Several years ago, the Office of Management and Budget published data showing that the costs associated with medical negligence litigation are shrinking, not growing, and constitute a negligible portion of the total healthcare budget. Nonetheless, insurers, whose out-of-control profit margins are the main contributor to runaway healthcare costs, continue to beat this drum. It may be easy to “blame the lawyers” for a broken system, but it isn’t right. For an update on the real facts, click here: http://www.washingtonpost.com/blogs/ezra-klein/post/what-the-business-roundtable-knows-about-american-health-care/2011/08/25/gIQAWyAeuR_blog.html.
While insurers continue to gouge consumers, 45 million Americans remain without access to healthcare, the U.S. ranks a dismal 37th worldwide in quality of healthcare and the Institute of Medicine reported that about 100,000 Americans die every year due to medical negligence. Before the insurance industry begins blaming lawyers for the cost of medical negligence litigation, they should rightfully calculate and publish the costs of medical negligence in terms of monumental medical bills from extended hospital bills, lost income for injury victims and other such costs.

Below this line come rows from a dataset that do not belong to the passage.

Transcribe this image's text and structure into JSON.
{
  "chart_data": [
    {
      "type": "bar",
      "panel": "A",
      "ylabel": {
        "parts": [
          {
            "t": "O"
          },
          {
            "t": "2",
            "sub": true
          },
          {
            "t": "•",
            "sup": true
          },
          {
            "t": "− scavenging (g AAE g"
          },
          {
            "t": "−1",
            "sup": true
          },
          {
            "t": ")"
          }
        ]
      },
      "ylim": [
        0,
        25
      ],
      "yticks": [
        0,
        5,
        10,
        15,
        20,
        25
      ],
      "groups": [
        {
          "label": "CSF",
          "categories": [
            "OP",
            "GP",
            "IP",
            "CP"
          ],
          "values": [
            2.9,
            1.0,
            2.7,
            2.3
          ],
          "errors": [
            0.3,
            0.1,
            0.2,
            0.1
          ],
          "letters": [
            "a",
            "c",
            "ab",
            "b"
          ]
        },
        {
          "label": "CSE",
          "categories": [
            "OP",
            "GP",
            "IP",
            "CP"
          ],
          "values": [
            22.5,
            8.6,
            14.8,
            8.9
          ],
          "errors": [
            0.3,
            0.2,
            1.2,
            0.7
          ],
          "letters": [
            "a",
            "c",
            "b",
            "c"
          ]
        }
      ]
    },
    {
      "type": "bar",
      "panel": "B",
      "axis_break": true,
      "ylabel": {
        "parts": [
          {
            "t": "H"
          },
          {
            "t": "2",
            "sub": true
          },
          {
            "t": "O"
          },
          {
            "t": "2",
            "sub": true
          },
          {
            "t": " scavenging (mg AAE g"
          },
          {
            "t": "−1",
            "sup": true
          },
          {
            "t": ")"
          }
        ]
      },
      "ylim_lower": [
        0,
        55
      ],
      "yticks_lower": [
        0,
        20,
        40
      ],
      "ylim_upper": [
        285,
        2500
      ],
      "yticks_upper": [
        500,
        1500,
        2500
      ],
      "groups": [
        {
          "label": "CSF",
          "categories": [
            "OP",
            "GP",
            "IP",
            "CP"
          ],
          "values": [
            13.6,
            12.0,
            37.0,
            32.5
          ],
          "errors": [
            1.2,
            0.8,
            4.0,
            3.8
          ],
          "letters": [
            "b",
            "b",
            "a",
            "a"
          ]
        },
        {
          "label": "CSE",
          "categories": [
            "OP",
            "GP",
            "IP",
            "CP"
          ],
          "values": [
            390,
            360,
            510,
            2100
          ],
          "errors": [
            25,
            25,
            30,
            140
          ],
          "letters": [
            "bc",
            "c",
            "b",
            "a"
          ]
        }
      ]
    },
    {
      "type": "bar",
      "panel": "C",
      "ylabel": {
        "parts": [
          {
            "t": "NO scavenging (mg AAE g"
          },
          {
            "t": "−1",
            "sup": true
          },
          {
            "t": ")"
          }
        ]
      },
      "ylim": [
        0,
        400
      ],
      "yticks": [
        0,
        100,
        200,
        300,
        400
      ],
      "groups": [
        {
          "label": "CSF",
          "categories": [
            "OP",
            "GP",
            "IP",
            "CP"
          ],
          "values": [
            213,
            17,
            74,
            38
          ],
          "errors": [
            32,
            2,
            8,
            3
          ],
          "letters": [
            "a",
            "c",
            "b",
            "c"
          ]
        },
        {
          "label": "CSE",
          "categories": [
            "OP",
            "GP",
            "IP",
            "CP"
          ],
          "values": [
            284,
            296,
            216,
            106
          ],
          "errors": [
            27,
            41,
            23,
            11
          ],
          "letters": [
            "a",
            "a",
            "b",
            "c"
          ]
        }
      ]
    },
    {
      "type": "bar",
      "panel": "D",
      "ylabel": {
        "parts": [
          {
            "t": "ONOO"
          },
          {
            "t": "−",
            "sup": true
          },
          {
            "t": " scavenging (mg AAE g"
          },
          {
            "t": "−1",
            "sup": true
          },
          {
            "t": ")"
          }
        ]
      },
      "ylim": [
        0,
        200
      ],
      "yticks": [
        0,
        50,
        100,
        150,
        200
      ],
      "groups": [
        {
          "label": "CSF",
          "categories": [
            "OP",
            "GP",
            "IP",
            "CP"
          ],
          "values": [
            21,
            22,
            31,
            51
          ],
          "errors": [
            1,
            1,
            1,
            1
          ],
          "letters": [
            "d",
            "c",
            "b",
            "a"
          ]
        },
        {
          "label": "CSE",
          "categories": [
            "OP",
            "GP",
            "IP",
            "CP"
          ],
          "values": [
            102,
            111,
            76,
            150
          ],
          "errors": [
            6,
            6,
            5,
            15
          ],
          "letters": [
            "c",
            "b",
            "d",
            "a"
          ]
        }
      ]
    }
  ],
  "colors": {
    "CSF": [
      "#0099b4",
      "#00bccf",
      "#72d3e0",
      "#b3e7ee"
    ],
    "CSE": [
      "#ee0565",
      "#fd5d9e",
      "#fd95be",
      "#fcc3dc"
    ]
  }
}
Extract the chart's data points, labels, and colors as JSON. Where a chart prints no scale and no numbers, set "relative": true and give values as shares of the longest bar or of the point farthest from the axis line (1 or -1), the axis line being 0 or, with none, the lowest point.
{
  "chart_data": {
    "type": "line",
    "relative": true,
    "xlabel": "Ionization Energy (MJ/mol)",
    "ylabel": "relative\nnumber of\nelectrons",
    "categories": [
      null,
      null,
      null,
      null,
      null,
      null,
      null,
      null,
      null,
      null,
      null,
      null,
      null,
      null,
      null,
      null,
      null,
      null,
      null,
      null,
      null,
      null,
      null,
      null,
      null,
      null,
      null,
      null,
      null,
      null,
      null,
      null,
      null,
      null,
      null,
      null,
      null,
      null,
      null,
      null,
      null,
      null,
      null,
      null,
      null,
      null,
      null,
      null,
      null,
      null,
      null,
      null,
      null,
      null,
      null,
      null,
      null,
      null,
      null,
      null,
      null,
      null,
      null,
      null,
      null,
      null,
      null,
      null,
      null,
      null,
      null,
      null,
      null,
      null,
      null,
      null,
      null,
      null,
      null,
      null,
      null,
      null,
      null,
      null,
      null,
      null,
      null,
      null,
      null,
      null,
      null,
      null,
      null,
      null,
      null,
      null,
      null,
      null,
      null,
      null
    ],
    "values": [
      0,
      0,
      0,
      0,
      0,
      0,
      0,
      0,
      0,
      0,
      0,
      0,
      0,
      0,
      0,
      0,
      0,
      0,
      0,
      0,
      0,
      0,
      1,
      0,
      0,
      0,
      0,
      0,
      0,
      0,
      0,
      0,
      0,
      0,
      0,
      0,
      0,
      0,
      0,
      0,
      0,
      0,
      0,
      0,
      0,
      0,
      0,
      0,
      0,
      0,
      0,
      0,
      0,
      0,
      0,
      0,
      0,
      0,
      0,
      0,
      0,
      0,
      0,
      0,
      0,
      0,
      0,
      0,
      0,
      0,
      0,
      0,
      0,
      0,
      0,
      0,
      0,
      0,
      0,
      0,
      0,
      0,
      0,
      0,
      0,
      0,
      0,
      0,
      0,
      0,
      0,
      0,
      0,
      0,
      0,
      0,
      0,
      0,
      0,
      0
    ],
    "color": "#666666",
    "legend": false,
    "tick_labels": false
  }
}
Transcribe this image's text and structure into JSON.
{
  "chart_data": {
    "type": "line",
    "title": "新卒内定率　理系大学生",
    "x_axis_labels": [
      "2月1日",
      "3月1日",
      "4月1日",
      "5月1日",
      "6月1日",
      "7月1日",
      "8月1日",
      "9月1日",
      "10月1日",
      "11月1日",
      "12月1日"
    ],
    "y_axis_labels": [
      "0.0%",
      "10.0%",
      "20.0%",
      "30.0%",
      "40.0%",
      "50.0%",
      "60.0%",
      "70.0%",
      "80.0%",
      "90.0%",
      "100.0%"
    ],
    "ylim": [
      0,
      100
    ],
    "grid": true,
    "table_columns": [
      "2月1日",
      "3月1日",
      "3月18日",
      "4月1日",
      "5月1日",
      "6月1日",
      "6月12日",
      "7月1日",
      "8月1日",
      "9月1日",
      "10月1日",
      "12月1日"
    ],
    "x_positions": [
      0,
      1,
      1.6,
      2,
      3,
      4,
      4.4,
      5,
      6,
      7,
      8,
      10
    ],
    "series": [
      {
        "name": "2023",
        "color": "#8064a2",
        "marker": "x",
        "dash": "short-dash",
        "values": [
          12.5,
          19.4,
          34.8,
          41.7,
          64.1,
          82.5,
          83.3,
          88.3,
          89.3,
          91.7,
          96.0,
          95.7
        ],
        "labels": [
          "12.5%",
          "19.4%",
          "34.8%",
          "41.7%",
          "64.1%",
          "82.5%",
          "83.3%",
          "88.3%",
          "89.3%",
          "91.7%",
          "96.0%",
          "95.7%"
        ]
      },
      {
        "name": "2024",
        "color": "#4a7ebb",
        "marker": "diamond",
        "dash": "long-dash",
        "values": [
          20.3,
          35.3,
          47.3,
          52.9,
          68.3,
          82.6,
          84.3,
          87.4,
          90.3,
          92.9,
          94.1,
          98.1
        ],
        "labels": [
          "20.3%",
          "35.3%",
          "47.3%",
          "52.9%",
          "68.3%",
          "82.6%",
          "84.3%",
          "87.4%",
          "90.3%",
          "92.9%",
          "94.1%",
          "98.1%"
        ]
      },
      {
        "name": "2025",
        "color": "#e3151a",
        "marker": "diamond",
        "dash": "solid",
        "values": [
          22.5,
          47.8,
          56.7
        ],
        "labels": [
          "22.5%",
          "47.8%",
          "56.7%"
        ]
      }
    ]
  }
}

Likewise, the healthcare industry has never published the costs of medical negligence. Could it be that there is no financial incentive to improve the quality of care because doctors and hospitals literally profit from their mistakes? Doctors are all too eager to push for tort reform, even though it is unfair and unnecessary, but why don’t they push for reform of dangerous hospital and physician practices that lead to surgical errors, birth injuries, pharmacy errors, etc.? In fact, the rate of medical errors has not improved despite studies showing that errors are epidemic. The national debate should shift away from blaming attorneys for harm caused by healthcare providers and penalizing victims through tort reform, to addressing the real causes of escalating healthcare costs.